タイトルをめぐって
邦題の『ラブレス』は英題『Loveless』にならったものだが、プレスシートに解説文を寄せているロシア文学者の沼野充義氏によると、ロシア語の原題は「愛」を意味する単語に否定の接頭辞をつけた、いわば「非愛」とでも訳すべき言葉だという。ズビャギンツェフ自身も、「単に愛がない状態ではなく、むしろその対極」「英訳の“Loveless”というのも違う」と語っている。
『ラブレス』がふさわしくないなら、どんな邦題が考えられるだろう。『子、消える』ではどうか。これはもちろんデビュー作の邦題『父、帰る』をもじったものだが、内容的にもこれら2作品は対になる要素がいくつかあり、案外悪くないのではと勝手に思っている(『父、帰る』の内容には次回の寄稿で改めて触れたい)。
話を戻そう。確かに監督が言う通り、ボリスとジェーニャに愛がないわけではない。それぞれの恋人との愛に満ちたセックスが、ロシア映画にしては異例なほど直接的に、かつ美しく描写されている。現在のパートナーを愛するがゆえに、過去の判断ミスの産物である配偶者を憎むのか。あるいは、互いに憎み合うまでに至った結婚の失敗から逃れるため、別のパートナーとの愛を求めるのか。いずれにせよ、愛の対極にある家族が崩壊する過程を見つめる私たちは、夫婦の愛、男女の愛、親子の愛とは何だろう、と改めて考えさせられることになる。

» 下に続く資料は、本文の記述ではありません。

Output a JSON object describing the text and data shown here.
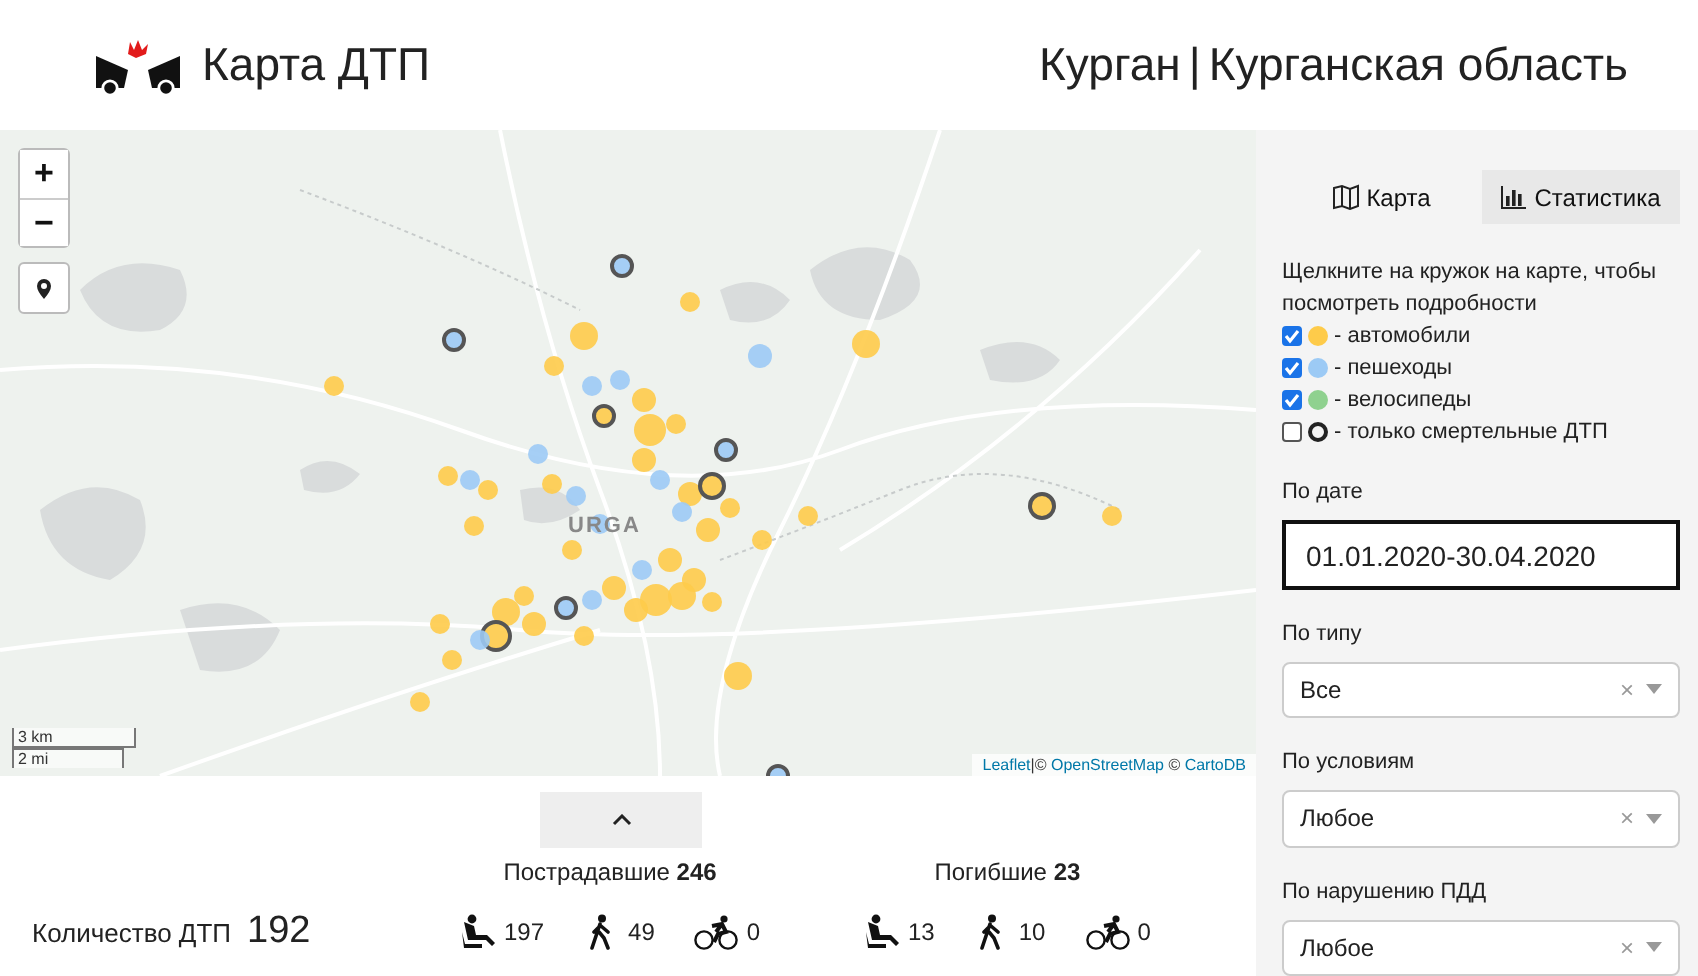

『ラブレス』©2017 NON-STOP PRODUCTIONS – WHY NOT PRODUCTIONS
荒涼たる郊外の冬景色
物語の舞台となるのはモスクワの郊外。高層住宅が立ち並ぶ首都の住宅街にしては意外なほど、付近一帯に手つかずの林野が広がり、大きな川が流れている。季節は冬。葉を落とした木々に雪が降り積もり、その姿が静かな川面に映し出される印象的なオープニングは、ズビャギンツェフの長編作品すべてに関わる撮影監督ミハイル・クリチマンの手によるものだ。
ボリスの勤務先もジェーニャの美容サロンも都市部にあるはずだが、画面に映るのはオフィス内や店の中に限られ、都市の景観は意図的に排除されている。アパートの窓から見える郊外の冬景色、アレクセイが学校帰りに寄り道する林、ボランティアたちが捜索して回る原野や古い建物の廃墟が、美しくも冷ややかに映し出され、それが映画全体のトーンを支配する。
エフゲニー・ガルペリンによる音楽も、ピアノとストリングスを主体とし調性を抑えたミニマルなアレンジで構築され、冷徹な映像世界に整然と寄り添う。